Creating a ray of hope in the field of AIDS treatment, US scientists for the first time reportedly claimed to become successful to kill HIV infected cells through human stem cells that are genetically engineered.
The researchers at UCLA in Los Angeles, California have claimed that genetically engineered human stem cells can seek out and kill HIV-infected cells in a living organism in mice.
According to lead scientist Scott G Kitchen, stems cells can be developed into immune cells through genetically engineering which seek and target HIV infected cells and suppress the virus in living tissues in an animal model.
The scientists found in their latest research that they can form mature T cells that can attack HIV in tissues where the virus resides and replicates.
Citing this the first step in the field of HIV treatment, scientists claimed that before applying to tests on human beings, we would have to cover a long distance.
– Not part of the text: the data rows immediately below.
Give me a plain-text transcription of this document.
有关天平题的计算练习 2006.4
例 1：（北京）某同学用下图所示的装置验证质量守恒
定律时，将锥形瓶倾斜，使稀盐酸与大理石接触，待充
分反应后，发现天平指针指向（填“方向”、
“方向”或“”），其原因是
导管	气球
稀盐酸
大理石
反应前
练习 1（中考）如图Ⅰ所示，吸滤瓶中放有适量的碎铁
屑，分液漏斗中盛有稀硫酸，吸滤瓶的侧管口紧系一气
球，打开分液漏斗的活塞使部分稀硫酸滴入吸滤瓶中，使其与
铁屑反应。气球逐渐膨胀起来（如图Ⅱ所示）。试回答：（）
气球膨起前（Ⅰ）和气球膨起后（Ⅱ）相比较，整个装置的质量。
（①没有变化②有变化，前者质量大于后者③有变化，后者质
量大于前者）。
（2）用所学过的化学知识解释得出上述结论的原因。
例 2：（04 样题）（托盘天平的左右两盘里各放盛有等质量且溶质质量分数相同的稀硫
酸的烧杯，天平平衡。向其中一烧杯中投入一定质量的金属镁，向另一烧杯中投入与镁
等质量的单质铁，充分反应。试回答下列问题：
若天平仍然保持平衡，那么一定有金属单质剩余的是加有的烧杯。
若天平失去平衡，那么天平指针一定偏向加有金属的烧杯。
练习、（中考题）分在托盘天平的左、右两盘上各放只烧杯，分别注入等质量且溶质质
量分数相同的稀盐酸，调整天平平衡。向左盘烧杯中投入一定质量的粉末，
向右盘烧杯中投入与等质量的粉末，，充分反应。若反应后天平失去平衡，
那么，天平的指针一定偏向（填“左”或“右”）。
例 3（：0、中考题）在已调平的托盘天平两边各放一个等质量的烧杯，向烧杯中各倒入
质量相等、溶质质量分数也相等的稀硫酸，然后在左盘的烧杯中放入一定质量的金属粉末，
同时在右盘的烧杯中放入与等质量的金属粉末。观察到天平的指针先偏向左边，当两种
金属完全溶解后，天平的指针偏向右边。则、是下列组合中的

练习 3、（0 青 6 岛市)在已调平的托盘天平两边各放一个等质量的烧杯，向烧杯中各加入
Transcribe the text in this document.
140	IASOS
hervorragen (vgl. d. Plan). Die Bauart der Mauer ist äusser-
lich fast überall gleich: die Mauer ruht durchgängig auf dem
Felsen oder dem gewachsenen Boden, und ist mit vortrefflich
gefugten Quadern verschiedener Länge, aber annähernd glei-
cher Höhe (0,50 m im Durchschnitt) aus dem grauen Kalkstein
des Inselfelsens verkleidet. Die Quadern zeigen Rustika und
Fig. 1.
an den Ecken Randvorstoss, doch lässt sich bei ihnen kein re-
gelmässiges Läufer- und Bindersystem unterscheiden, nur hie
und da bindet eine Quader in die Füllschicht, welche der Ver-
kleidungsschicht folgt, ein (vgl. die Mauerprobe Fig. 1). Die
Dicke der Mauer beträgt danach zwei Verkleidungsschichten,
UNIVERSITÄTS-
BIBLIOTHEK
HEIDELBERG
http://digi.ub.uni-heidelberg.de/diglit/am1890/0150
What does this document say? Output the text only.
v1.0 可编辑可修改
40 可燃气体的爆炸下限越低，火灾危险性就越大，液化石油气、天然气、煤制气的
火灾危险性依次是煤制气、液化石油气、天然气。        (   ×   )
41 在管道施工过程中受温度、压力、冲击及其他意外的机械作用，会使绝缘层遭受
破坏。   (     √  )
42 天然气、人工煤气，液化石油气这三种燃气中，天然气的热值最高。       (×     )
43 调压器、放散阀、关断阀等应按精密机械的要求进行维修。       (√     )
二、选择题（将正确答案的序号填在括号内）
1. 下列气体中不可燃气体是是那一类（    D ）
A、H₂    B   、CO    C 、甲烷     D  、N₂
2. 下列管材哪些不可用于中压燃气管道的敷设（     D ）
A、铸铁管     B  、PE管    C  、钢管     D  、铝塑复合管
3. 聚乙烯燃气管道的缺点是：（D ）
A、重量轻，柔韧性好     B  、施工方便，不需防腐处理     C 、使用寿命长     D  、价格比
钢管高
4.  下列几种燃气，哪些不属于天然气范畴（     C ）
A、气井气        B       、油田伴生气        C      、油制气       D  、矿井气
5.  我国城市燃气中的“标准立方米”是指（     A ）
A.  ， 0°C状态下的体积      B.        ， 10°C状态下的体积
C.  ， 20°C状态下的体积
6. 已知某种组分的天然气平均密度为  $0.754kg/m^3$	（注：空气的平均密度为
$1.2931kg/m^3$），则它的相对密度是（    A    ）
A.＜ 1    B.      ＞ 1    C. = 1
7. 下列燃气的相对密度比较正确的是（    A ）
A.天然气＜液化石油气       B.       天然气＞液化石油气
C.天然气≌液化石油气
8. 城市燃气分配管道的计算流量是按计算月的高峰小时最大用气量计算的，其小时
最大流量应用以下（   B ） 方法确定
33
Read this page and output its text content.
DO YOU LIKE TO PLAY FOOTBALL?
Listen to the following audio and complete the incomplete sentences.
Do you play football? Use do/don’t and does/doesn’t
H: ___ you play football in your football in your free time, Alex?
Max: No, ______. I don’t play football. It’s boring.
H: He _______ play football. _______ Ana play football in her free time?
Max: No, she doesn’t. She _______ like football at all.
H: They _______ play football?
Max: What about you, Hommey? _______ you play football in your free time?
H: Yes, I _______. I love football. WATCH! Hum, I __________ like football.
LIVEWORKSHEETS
Kitchen also specified that the process of attack may work differently in humans as in mice human immune cells reconstituted at a lower level in humanized mice than in humans, allowing the mice's immune systems to be almost completed restored.
Because of this, it could be that HIV mutates more slowly in mice than in humans. So perhaps when this type of approach is tested in humans, several T cell receptors should be used, to mount a stronger attack on what might be a higher pace of HIV mutation in humans.
The research was published in online open access journal PLoS Pathogens on March 12, 2012.